「写真と民俗学 内藤正敏のめくるめく東北」─吉祥寺美術館
吉祥寺美術館で「写真と民俗学 内藤正敏のめくるめく東北」という企画展を見た。
1938年生まれの内藤氏は、写真家であると同時に東北の民間信仰などを研究する民俗学者でもあるとのことだ。チラシ情報によると、なんでも大学の専攻は化学だったとか。そのせいか、最初は宇宙や生命が写真のテーマだったのだが、25歳の時に出羽湯殿山の注連寺で鉄門海上人の即身仏に出会い、衝撃を受け、修験道への興味を深めたという。
と、さもわかったように写し書きしているが、実はちんぷんかんぷんである。即身仏とは何か。修験道とは何か。
ネットで調べてみると、即身仏とは、ひとことで言えばミイラらしいが、言わばミイラ化した仏として祀られることを目的にした最も過酷な修行らしい。修行僧はまず食事を断ち、自らの肉体の脂肪や水分を削ぎ落とし、腐りにくい体を作っていく。その後、土に掘られた穴の中に入って絶命するまでお経を読み続けるのだという。
修験道(しゅげんどう)とは平安時代に広く信仰されるようになった日本独特の宗教らしい。日本古来の山岳信仰がベースで、仏教など他の宗教・信仰の影響を受け、それらの諸要素が習合して形成されたようだ。山に籠もって厳しい修行を積み、超自然的な霊力を得て、衆生の救済を目指すらしい。この山岳修行者が山伏なのだという。
以上はネットで検索して得た情報なので、もしかしたら間違いがあるかもしれない。申し訳ない。
修験道という宗教の存在も即身仏信仰も知らなかった。確かに、ミイラ化した仏の写真は衝撃的だった。

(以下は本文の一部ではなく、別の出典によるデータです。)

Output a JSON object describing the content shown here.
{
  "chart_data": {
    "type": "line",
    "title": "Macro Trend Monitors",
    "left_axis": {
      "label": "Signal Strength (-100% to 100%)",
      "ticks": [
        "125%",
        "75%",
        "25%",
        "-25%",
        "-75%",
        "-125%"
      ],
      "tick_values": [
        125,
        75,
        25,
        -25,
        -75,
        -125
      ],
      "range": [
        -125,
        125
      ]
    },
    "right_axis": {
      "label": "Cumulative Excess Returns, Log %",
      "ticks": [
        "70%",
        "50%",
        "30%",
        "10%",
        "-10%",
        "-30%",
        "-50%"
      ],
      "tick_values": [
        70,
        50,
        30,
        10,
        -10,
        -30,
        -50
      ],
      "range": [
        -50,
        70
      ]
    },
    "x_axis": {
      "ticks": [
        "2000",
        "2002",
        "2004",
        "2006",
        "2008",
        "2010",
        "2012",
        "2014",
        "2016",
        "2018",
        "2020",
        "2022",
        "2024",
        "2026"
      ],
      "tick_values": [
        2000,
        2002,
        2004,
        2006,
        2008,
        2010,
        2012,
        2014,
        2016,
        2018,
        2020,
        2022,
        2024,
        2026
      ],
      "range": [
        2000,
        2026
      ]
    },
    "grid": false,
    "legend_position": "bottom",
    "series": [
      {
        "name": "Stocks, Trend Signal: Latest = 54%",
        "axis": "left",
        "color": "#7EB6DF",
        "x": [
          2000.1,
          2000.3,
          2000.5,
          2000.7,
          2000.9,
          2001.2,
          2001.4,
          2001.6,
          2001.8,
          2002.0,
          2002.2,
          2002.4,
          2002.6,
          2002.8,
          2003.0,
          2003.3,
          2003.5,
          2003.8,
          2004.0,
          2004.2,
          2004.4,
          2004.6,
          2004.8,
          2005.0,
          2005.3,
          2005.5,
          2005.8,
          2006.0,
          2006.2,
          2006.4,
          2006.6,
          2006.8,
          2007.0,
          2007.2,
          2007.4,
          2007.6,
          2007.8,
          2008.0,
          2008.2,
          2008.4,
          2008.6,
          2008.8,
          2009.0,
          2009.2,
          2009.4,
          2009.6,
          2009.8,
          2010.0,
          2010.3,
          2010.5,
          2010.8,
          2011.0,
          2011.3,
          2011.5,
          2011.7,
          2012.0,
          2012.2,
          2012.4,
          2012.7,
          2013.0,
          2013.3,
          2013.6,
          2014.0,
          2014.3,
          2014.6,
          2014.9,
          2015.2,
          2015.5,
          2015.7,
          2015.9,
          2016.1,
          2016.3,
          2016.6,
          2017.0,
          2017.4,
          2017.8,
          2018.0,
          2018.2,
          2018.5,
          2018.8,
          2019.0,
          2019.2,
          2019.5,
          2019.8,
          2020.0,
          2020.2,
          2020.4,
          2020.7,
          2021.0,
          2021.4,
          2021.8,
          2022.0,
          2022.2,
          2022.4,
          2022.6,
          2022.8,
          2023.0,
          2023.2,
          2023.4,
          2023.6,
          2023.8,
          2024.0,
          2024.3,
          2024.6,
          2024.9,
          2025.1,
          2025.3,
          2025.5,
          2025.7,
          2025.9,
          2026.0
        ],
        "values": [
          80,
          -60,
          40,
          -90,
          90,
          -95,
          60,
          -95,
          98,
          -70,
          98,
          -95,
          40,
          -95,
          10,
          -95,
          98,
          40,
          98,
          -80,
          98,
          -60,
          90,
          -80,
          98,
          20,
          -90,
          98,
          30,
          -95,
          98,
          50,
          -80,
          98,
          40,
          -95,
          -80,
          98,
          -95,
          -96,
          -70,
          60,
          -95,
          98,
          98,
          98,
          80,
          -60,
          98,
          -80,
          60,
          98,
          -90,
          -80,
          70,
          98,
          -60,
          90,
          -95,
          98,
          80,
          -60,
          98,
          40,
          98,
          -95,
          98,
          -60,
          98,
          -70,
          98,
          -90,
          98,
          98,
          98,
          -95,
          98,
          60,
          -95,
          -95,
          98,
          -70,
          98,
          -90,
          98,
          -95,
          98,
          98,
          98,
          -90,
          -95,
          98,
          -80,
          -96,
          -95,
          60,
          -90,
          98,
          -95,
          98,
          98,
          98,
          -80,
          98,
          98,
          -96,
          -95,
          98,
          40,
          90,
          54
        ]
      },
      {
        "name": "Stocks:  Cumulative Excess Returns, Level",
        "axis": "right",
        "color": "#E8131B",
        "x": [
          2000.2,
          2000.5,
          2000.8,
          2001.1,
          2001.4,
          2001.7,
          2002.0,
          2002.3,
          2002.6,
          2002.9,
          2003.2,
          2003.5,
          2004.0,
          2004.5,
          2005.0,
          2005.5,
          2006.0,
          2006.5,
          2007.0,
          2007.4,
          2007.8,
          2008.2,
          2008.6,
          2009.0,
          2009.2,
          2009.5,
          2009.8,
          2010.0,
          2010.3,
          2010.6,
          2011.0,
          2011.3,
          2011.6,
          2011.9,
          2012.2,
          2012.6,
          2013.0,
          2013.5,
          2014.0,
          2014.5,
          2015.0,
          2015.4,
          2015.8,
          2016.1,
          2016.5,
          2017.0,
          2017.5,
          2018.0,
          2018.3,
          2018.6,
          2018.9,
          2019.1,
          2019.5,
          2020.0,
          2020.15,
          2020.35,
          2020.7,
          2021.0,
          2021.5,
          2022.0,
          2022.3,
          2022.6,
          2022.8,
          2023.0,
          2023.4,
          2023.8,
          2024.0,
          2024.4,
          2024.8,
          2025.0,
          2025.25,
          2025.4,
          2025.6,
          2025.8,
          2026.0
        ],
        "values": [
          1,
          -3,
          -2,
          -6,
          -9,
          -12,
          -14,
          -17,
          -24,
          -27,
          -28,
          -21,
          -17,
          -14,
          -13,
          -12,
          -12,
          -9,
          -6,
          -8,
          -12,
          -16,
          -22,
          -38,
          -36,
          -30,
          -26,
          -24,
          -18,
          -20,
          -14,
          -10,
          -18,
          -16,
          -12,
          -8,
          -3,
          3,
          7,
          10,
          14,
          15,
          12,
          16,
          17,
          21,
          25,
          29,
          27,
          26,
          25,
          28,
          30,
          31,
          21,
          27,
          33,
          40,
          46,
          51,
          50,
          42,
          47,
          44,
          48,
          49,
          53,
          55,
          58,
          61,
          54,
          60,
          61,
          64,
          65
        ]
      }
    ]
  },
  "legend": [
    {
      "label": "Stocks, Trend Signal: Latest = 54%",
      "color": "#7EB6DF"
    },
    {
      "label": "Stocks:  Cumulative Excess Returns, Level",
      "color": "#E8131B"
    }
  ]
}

今回の展示会では、武蔵野市の友好都市である岩手県遠野市、山形県酒田市に取材した内藤氏の作品が中心に紹介されていた。
内藤ワールドはなかなか言葉で表現するのが難しい。「私にとって、写真がモノの本質を幻視できる呪具であるとすれば、民俗学は見えない世界を視るための“もう一つのカメラ”だ」というチラシに書かれた内藤氏の言葉はあまりにも深い。
この企画展はきょう8日が最終日。入場料は例によって嬉しい100円だ。